Aujourd’hui, Netanyahu est assiégé par les généraux du cabinet de guerre. Et le pays est avec l’armée

DE NOTRE CORRESPONDANT
JÉRUSALEM – Les généraux. Au contraire: “Vous les généraux», leur a adressé Itamar Ben-Gvir. “Et tes idées préconçues.” Il se disputait il y a quelques jours avec Gadi Eisenkot, l’ancien chef d’état-major qui a rejoint le gouvernement d’urgence avec Benny Gantz, et il a laissé échapper tout son mépris pour l’institution que 86,5 pour cent des autres Israéliens considèrent toujours comme la plus digne de confiance : l’armée. Malgré les erreurs stratégiques, la myopie du renseignement, les failles de la chaîne de commandement qui ont conduit au désastre du 7 octobre et reconnues par les officiers eux-mêmes (voici l’actualité d’aujourd’hui sur la crise de Gaza).

Ben-Gvir a utilisé le mot conceptzia accuser Eisenkot et l’armée dans laquelle il a servi pendant 41 de ses 63 années. C’est le terme identifié à un autre échec dans la lecture des mouvements ennemis : la guerre du Kippour de 1973. Pour le ministre de la Sécurité publique et les autres colons, le « concept » inclut également une série de décisions prises par des militaires de carrière devenus premiers ministres. Des choix auxquels même Benjamin Netanyahu s’est opposé et s’y oppose : à commencer par les accords d’Oslo avec la perspective de la naissance d’un État palestinien. Ainsi le premier ministre et les ultras qu’il a amenés au gouvernement se sentent assiégés par les “généraux” : trois siègent au conseil de guerre, deux sont ses adversaires, un – Yoav Gallant – a été démis verbalement en mars dernier.

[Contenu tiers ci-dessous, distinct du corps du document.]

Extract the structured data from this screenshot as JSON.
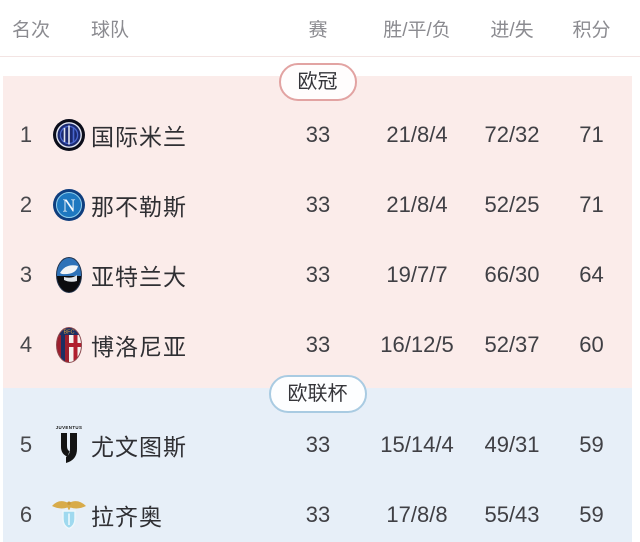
{
  "table": {
    "headers": {
      "rank": "名次",
      "team": "球队",
      "played": "赛",
      "wdl": "胜/平/负",
      "goals": "进/失",
      "points": "积分"
    },
    "sections": [
      {
        "id": "champions-league",
        "label": "欧冠",
        "colors": {
          "background": "#fbecea",
          "badge_border": "#e2a3a2"
        },
        "rows": [
          {
            "rank": "1",
            "team": "国际米兰",
            "logo": "inter-logo-icon",
            "played": "33",
            "wdl": "21/8/4",
            "goals": "72/32",
            "points": "71"
          },
          {
            "rank": "2",
            "team": "那不勒斯",
            "logo": "napoli-logo-icon",
            "played": "33",
            "wdl": "21/8/4",
            "goals": "52/25",
            "points": "71"
          },
          {
            "rank": "3",
            "team": "亚特兰大",
            "logo": "atalanta-logo-icon",
            "played": "33",
            "wdl": "19/7/7",
            "goals": "66/30",
            "points": "64"
          },
          {
            "rank": "4",
            "team": "博洛尼亚",
            "logo": "bologna-logo-icon",
            "played": "33",
            "wdl": "16/12/5",
            "goals": "52/37",
            "points": "60"
          }
        ]
      },
      {
        "id": "europa-league",
        "label": "欧联杯",
        "colors": {
          "background": "#e7eff8",
          "badge_border": "#a9cbe2"
        },
        "rows": [
          {
            "rank": "5",
            "team": "尤文图斯",
            "logo": "juventus-logo-icon",
            "played": "33",
            "wdl": "15/14/4",
            "goals": "49/31",
            "points": "59"
          },
          {
            "rank": "6",
            "team": "拉齐奥",
            "logo": "lazio-logo-icon",
            "played": "33",
            "wdl": "17/8/8",
            "goals": "55/43",
            "points": "59"
          }
        ]
      }
    ]
  }
}
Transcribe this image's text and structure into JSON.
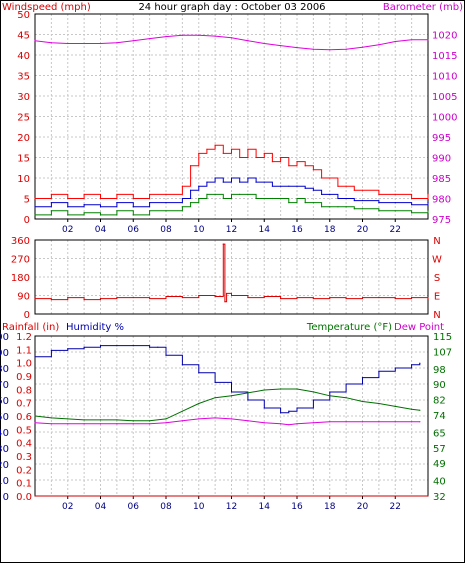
{
  "title": "24 hour graph day : October 03 2006",
  "colors": {
    "windspeed": "#ff0000",
    "gust": "#ff0000",
    "wind_avg": "#0000cc",
    "wind_low": "#008000",
    "barometer": "#e000e0",
    "direction": "#dd0000",
    "humidity": "#0000aa",
    "temperature": "#007000",
    "dewpoint": "#e000e0",
    "rainfall": "#cc0000",
    "grid": "#c8c8c8",
    "axis": "#000000"
  },
  "chart_data": [
    {
      "type": "line",
      "panel": "wind-barometer",
      "left_axis_label": "Windspeed (mph)",
      "right_axis_label": "Barometer (mb)",
      "ylim_left": [
        0,
        50
      ],
      "yticks_left": [
        "0",
        "5",
        "10",
        "15",
        "20",
        "25",
        "30",
        "35",
        "40",
        "45",
        "50"
      ],
      "ylim_right": [
        975,
        1025
      ],
      "yticks_right": [
        "975",
        "980",
        "985",
        "990",
        "995",
        "1000",
        "1005",
        "1010",
        "1015",
        "1020"
      ],
      "xlim": [
        0,
        24
      ],
      "xticks": [
        "02",
        "04",
        "06",
        "08",
        "10",
        "12",
        "14",
        "16",
        "18",
        "20",
        "22"
      ],
      "grid": true,
      "series": [
        {
          "key": "gust",
          "axis": "left",
          "color_key": "windspeed",
          "x": [
            0,
            1,
            2,
            3,
            4,
            5,
            6,
            7,
            8,
            9,
            9.5,
            10,
            10.5,
            11,
            11.5,
            12,
            12.5,
            13,
            13.5,
            14,
            14.5,
            15,
            15.5,
            16,
            16.5,
            17,
            17.5,
            18,
            18.5,
            19,
            19.5,
            20,
            21,
            22,
            23,
            24
          ],
          "values": [
            5,
            6,
            5,
            6,
            5,
            6,
            5,
            6,
            6,
            8,
            13,
            16,
            17,
            18,
            16,
            17,
            15,
            17,
            15,
            16,
            14,
            15,
            13,
            14,
            13,
            12,
            10,
            10,
            8,
            8,
            7,
            7,
            6,
            6,
            5,
            6
          ]
        },
        {
          "key": "avg",
          "axis": "left",
          "color_key": "wind_avg",
          "x": [
            0,
            1,
            2,
            3,
            4,
            5,
            6,
            7,
            8,
            9,
            9.5,
            10,
            10.5,
            11,
            11.5,
            12,
            12.5,
            13,
            13.5,
            14,
            14.5,
            15,
            15.5,
            16,
            16.5,
            17,
            17.5,
            18,
            18.5,
            19,
            19.5,
            20,
            21,
            22,
            23,
            24
          ],
          "values": [
            3,
            4,
            3,
            3.5,
            3,
            4,
            3,
            4,
            4,
            5,
            7,
            8,
            9,
            10,
            9,
            10,
            9,
            10,
            9,
            9,
            8,
            8,
            8,
            8,
            7.5,
            7,
            6,
            6,
            5,
            5,
            4.5,
            4.5,
            4,
            4,
            3.5,
            4
          ]
        },
        {
          "key": "low",
          "axis": "left",
          "color_key": "wind_low",
          "x": [
            0,
            1,
            2,
            3,
            4,
            5,
            6,
            7,
            8,
            9,
            9.5,
            10,
            10.5,
            11,
            11.5,
            12,
            12.5,
            13,
            13.5,
            14,
            14.5,
            15,
            15.5,
            16,
            16.5,
            17,
            17.5,
            18,
            18.5,
            19,
            19.5,
            20,
            21,
            22,
            23,
            24
          ],
          "values": [
            1,
            2,
            1,
            1.5,
            1,
            2,
            1,
            2,
            2,
            3,
            4,
            5,
            6,
            6,
            5,
            6,
            6,
            6,
            5,
            5,
            5,
            5,
            4,
            5,
            4,
            4,
            3,
            3,
            3,
            3,
            2.5,
            2.5,
            2,
            2,
            1.5,
            2
          ]
        },
        {
          "key": "barometer",
          "axis": "right",
          "color_key": "barometer",
          "x": [
            0,
            1,
            2,
            3,
            4,
            5,
            6,
            7,
            8,
            9,
            10,
            11,
            12,
            13,
            14,
            15,
            16,
            17,
            18,
            19,
            20,
            21,
            22,
            23,
            24
          ],
          "values": [
            1018.5,
            1018,
            1017.8,
            1017.8,
            1017.8,
            1018,
            1018.5,
            1019,
            1019.5,
            1019.8,
            1019.8,
            1019.6,
            1019.2,
            1018.5,
            1017.8,
            1017.3,
            1016.8,
            1016.4,
            1016.3,
            1016.4,
            1016.9,
            1017.5,
            1018.3,
            1018.7,
            1018.7
          ]
        }
      ]
    },
    {
      "type": "line",
      "panel": "wind-direction",
      "ylim_left": [
        0,
        360
      ],
      "yticks_left": [
        "360",
        "270",
        "180",
        "90",
        "0"
      ],
      "yticks_right": [
        "N",
        "W",
        "S",
        "E",
        "N"
      ],
      "xlim": [
        0,
        24
      ],
      "grid": true,
      "series": [
        {
          "key": "direction",
          "axis": "left",
          "color_key": "direction",
          "x": [
            0,
            1,
            2,
            3,
            4,
            5,
            6,
            7,
            8,
            9,
            10,
            11,
            11.5,
            11.6,
            11.7,
            12,
            13,
            14,
            15,
            16,
            17,
            18,
            19,
            20,
            21,
            22,
            23,
            24
          ],
          "values": [
            75,
            70,
            80,
            70,
            75,
            80,
            80,
            75,
            85,
            80,
            90,
            85,
            340,
            60,
            100,
            90,
            80,
            85,
            75,
            80,
            75,
            80,
            75,
            80,
            80,
            75,
            80,
            75
          ]
        }
      ]
    },
    {
      "type": "line",
      "panel": "rain-humidity-temperature",
      "left_axis_label_1": "Rainfall (in)",
      "left_axis_label_2": "Humidity %",
      "right_axis_label_1": "Temperature (°F)",
      "right_axis_label_2": "Dew Point",
      "ylim_humidity": [
        0,
        100
      ],
      "yticks_humidity": [
        "0",
        "10",
        "20",
        "30",
        "40",
        "50",
        "60",
        "70",
        "80",
        "90",
        "100"
      ],
      "ylim_rain": [
        0,
        1.2
      ],
      "yticks_rain": [
        "0.0",
        "0.1",
        "0.2",
        "0.3",
        "0.4",
        "0.5",
        "0.6",
        "0.7",
        "0.8",
        "0.9",
        "1.0",
        "1.1",
        "1.2"
      ],
      "ylim_temp": [
        32,
        115
      ],
      "yticks_temp": [
        "32",
        "40",
        "49",
        "57",
        "65",
        "74",
        "82",
        "90",
        "98",
        "107",
        "115"
      ],
      "xlim": [
        0,
        24
      ],
      "xticks": [
        "02",
        "04",
        "06",
        "08",
        "10",
        "12",
        "14",
        "16",
        "18",
        "20",
        "22"
      ],
      "grid": true,
      "series": [
        {
          "key": "humidity",
          "axis": "humidity",
          "color_key": "humidity",
          "x": [
            0,
            1,
            2,
            3,
            4,
            5,
            6,
            7,
            7.5,
            8,
            9,
            10,
            11,
            12,
            13,
            14,
            15,
            15.5,
            16,
            17,
            18,
            19,
            20,
            21,
            22,
            23,
            23.5
          ],
          "values": [
            87,
            91,
            92,
            93,
            94,
            94,
            94,
            93,
            93,
            88,
            82,
            77,
            71,
            65,
            60,
            55,
            52,
            53,
            55,
            60,
            65,
            70,
            74,
            78,
            80,
            82,
            83
          ]
        },
        {
          "key": "temperature",
          "axis": "temp",
          "color_key": "temperature",
          "x": [
            0,
            1,
            2,
            3,
            4,
            5,
            6,
            7,
            8,
            9,
            10,
            11,
            12,
            13,
            14,
            15,
            16,
            17,
            18,
            19,
            20,
            21,
            22,
            23,
            23.5
          ],
          "values": [
            73.5,
            72.5,
            72,
            71.5,
            71.5,
            71.5,
            71,
            71,
            72,
            76,
            80,
            83,
            84,
            85.5,
            87,
            87.5,
            87.5,
            86,
            84,
            83,
            81,
            80,
            78.5,
            77,
            76.5
          ]
        },
        {
          "key": "dewpoint",
          "axis": "temp",
          "color_key": "dewpoint",
          "x": [
            0,
            1,
            2,
            3,
            4,
            5,
            6,
            7,
            8,
            9,
            10,
            11,
            12,
            13,
            14,
            15,
            15.5,
            16,
            17,
            18,
            19,
            20,
            21,
            22,
            23,
            23.5
          ],
          "values": [
            70,
            69.5,
            69.5,
            69.5,
            69.5,
            69.5,
            69.5,
            69.5,
            70,
            71,
            72,
            72.5,
            72,
            71,
            70,
            69.5,
            69,
            69.5,
            70,
            70.5,
            70.5,
            70.5,
            70.5,
            70.5,
            70.5,
            70.5
          ]
        },
        {
          "key": "rainfall",
          "axis": "rain",
          "color_key": "rainfall",
          "x": [
            0,
            24
          ],
          "values": [
            0,
            0
          ]
        }
      ]
    }
  ]
}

C’est toujours là.

Comment ils se sentaient assiégés par Yizthak Rabin : il avait dirigé les troupes en tant que chef d’état-major pendant la guerre des Six Jours mais était passé de faucon à homme politique qui avait signé l’accord avec les Palestiniens, combattu par Bibi et combattu par Ben-Gvir. La première fois que les Israéliens ont été obligés de remarquer Itamar, c’était à l’automne 1995, alors qu’il avait 19 ans et qu’il apparaissait à la télévision en brandissant le logo métallique de la Cadillac du gouvernement : « Nous avons attrapé sa voiture et bientôt nous attraperons Rabin ». Quelques semaines plus tard, Yigal Amir, un ultranationaliste messianique comme lui, a frappé Rabin de deux balles avant même qu’il ait pu monter dans sa voiture, une attaque qui a également tué le processus de paix souhaité par le leader travailliste.

Ou bien par Ehud Barak, le soldat le plus décoré de l’histoire d’Israël, que Ben-Gvir a poursuivi en justice pour lui demander 100 000 shekels (25 000 euros) de compensation parce qu’il l’avait traité de “terroriste”. L’extrême droite ne lui a jamais pardonné sa tentative de relance du dialogue avec Yasser Arafat en 2000 et l’accuse d’avoir alimenté la deuxième Intifada. Jusqu’à Ariel Sharon : les Arabes le considèrent comme coupable des massacres commis par les phalangistes libanais dans le camp de réfugiés palestiniens de Sabra et Chatila à Beyrouth et une commission israélienne « indirectement » responsable, au point de le pousser à démissionner de son poste de ministre de la Défense. Pour les colons, il n’est que l’homme qui a ordonné l’évacuation et le retrait de Gaza en 2005, détesté au point que certains rabbins du sionisme religieux avaient prononcé contre lui une malédiction kabbalistique. C’est l’armée qui a expulsé les colonies des 363 kilomètres carrés que Bezalel Smotrich, autre ministre et leader extrémiste, réitère vouloir occuper à nouveau.

Tous deux – Ben-Gvir parce qu’il a été reconnu coupable de soutien à une organisation terroriste juive – ont service militaire évitéobligatoire pour la plupart des Israéliens, tous deux demandent à siéger dans le petit cabinet qui mène le conflit.